Thursday, January 4, 2018

GALINA SEDOVA. A CHAPTER ON BULGAKOV. DXVII



Who is Who in Master?
Nikolai Stepanovich Gumilev.
Posting #3.


There is a monastery on the desolate sea,
Built of white stone, with golden domes,
It’s lit with glory everlasting,
There would I like to go to, leaving the deceiving world,
To look at the breadth of the water, breadth of the sky,
In that golden and white monastery!

N. S. Gumilev. Iambic Pentameters.


Bulgakov’s Margarita explains her shortcomings by her inability to have children. Thus Bulgakov promotes maternity to the highest rank of value in a woman.
Undoubtedly, Gumilev sees the highest worth of his life in his military service, about which he is writing with such rapture in his poem Iambic Pentameters:

Soldiers were singing and the words
Were indistinct, grasped by the heart:
March forward, fast! If it’s the grave, so be it!
Our bed will be fresh grass,
Our canopy – green foliage.
Our ally – the archangelic force…
I went to sign up and was accepted,
They gave me a rifle and a horse…

It is through his military service that Gumilev feels his closeness to God. –

And since that time my soul’s been singed with happiness,
And filled with merriment,
With clarity, with wisdom,
It converses with the stars about God,
It hears the voice of God in alarm calls,
And calls its roads God’s roads.

Therefore, the end of this poem is not surprising to the reader:

There is a monastery on the desolate sea,
Built of white stone, with golden domes,
It’s lit with glory everlasting,
There would I like to go to, leaving the deceiving world,
To look at the breadth of the water, breadth of the sky,
In that golden and white monastery!

This poem is dated 1912-1915.
Such an ending notwithstanding, Bulgakov chooses not a monastery, but Rest, for master and his Margarita, because all three poets whose features are undoubtedly present in master, that is, N. S. Gumilev, A. A. Blok, and Andrei Bely, were married at the time of their death.

***


Within the spy novel master has been most likely stabbed to death with Azazello’s knife, as in the basement scene master is grasping for a knife.

Poisoner! – was the last thing master had the time to shout.

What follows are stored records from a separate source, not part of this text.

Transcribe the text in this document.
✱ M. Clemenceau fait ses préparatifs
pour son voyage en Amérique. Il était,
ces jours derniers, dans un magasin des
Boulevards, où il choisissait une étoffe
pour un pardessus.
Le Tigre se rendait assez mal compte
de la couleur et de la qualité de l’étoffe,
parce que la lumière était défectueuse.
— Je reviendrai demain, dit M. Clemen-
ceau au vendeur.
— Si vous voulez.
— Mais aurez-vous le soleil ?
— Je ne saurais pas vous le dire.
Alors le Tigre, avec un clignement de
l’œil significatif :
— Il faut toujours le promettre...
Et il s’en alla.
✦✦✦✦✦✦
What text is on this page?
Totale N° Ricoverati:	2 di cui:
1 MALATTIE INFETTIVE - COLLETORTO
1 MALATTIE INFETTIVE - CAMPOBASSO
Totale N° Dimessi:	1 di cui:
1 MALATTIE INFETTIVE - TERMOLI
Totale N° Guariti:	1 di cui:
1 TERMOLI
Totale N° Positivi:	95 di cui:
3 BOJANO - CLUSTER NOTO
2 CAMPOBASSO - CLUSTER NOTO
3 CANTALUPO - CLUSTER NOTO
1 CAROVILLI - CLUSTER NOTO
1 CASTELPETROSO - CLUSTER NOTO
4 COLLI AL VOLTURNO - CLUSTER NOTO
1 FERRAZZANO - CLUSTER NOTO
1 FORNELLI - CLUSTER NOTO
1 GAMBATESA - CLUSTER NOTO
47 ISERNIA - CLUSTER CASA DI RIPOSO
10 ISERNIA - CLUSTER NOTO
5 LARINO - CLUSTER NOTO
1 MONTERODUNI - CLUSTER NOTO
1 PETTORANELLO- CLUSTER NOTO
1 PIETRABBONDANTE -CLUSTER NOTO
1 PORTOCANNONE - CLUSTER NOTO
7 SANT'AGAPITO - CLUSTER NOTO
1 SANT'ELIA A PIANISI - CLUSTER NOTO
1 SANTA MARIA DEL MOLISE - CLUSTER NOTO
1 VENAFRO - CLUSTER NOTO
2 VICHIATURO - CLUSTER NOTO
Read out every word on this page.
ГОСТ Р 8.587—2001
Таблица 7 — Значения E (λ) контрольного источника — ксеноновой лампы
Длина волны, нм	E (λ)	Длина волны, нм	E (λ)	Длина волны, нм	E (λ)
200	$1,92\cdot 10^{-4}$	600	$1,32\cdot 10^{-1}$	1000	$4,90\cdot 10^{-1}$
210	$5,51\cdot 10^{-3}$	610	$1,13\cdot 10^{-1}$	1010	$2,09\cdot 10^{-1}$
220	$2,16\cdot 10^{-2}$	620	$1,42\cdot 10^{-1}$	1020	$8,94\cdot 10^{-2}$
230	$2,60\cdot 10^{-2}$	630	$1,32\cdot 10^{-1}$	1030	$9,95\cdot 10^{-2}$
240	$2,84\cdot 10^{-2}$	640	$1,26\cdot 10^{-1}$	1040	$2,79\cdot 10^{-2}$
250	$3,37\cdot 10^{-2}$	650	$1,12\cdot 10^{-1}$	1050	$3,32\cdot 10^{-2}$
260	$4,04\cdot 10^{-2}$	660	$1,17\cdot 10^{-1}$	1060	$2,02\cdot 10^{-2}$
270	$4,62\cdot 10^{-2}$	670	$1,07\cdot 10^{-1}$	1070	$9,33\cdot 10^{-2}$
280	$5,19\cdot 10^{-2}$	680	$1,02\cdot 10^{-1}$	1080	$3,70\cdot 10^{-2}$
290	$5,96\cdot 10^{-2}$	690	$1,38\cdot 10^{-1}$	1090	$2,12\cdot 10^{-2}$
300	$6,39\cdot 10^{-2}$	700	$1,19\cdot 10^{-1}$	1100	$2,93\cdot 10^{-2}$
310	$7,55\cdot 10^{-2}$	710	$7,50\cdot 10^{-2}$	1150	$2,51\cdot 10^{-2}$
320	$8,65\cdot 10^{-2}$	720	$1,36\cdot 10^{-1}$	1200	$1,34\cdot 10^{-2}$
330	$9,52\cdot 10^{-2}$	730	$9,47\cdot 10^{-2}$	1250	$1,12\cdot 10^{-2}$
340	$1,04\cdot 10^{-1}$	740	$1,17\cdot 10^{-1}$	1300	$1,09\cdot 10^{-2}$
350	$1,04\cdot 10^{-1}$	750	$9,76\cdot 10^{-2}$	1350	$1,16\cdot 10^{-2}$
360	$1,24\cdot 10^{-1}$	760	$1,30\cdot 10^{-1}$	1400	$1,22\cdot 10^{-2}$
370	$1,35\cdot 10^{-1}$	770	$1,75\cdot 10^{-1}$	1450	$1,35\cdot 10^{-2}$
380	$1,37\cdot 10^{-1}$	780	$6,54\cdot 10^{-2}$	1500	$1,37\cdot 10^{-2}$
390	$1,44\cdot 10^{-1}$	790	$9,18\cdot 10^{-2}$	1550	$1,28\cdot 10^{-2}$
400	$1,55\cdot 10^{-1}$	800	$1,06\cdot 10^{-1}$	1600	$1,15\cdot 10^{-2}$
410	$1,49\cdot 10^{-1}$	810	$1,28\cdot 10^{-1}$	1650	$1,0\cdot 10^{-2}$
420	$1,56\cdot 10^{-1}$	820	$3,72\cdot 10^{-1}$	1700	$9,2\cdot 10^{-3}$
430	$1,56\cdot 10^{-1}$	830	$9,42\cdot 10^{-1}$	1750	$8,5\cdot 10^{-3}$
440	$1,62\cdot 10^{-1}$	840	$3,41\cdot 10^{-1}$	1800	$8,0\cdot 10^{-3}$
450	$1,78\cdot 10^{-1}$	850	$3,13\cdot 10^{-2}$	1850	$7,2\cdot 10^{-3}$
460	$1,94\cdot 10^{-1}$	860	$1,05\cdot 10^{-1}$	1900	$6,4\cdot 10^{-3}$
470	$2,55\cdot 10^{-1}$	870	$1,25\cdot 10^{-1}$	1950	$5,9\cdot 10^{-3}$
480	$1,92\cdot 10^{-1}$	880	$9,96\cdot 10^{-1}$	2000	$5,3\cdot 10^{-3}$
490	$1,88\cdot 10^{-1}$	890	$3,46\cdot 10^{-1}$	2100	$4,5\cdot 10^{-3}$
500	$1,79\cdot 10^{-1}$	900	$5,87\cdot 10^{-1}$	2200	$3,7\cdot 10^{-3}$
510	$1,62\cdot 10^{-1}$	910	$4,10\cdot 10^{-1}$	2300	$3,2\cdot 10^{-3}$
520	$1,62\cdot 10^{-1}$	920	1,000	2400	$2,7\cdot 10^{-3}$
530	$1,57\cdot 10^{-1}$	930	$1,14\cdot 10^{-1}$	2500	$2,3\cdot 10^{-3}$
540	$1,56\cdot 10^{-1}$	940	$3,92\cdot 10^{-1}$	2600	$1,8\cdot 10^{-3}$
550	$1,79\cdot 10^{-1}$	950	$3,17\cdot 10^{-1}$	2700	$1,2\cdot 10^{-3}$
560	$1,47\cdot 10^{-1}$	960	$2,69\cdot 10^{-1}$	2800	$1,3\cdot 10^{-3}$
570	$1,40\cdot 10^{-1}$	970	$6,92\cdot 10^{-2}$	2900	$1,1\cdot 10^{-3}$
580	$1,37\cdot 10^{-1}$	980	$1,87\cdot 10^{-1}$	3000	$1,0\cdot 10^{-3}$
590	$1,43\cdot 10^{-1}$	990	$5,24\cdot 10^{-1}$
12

He wanted to grab a knife from the table, to stab Azazello with it, but his hand helplessly slid off the tablecloth; everything surrounding master in the basement was now colored black and then disappeared altogether. He fell backwards, and in his fall, cut the skin of his temple against the corner of the bureau’s board.”

There is another small detail which points to such an end for master. He tells Ivan at the psychiatric clinic that after Margarita had started visiting him in his basement apartment, knife sharpeners made a habit of coming to his place, offering their trade. Bulgakov draws the reader’s attention to this fact by a triple repetition of the word “sharpen” in one very short paragraph:

A sharpener? But who would need a sharpener in our place? To sharpen what? What knives?

It seems most likely that master could be stabbed to death in his basement, so that there would not be a suspicion that he had been actually poisoned with wine.

After telling Ivan about his once happy life, master feels very sick at the psychiatric clinic, and he dies of heart failure.
Margarita also dies of a heart attack in her mansion, which is another indication of the fact that master had actually invented the whole affair and the woman herself, which is one of my subjects in my chapter Strangers in the Night, in other words, a look at Bulgakov’s Master and Margarita as a psychological thriller.
Also in the spy novel Margarita was poisoned inside her mansion, and not in master’s basement, so that no suspicions would be raised.
It is only in the fantastical novel that they both die of wine poisoning inside master’s basement apartment.

With regard to these poisonings and stabbings, this idea must have come, as I have already written, from Gumilev’s impromptu play “Love-Poisoner,” where, of the two hapless lovers, she poisons herself and he stabs himself with a knife. (Compare this to Romeo drinking poison, and Juliet stabbing herself with Romeo’s knife. However, see Gleb Petrovich Struve for the memoirs of Mme. Nevedomskaya.)

There is therefore a reason why in the Theatrical Novel Bulgakov draws such attention to several deaths in Maksudov’s play Black Snow, where the main character Bakhtin most likely shoots himself because of his fiancée’s infidelity. Where Bulgakov goes to great lengths in the argument with the director whether Bakhtin will stab himself, as Ivan Vasilievich wants, or shoot himself, as Maksudov has written.
Also, which is even stranger, the play begins with a man being shot in the back from a rifle, but once again Bulgakov reduces this killing as well to a knife. The man falls down on his back, as though he had been stabbed in the chest.
There is a duel there too, into the bargain, in which two men are supposed to shoot at each other, but Bulgakov enters into a lengthy contemplation about Ivan Vasilievich’s insistence that it must be a sword duel, taking place, mind you, in the 20th century!
All these killings, the duel and the suicide are important because the Theatrical Novel is, in my own words, a Dress Rehearsal for Master and Margarita.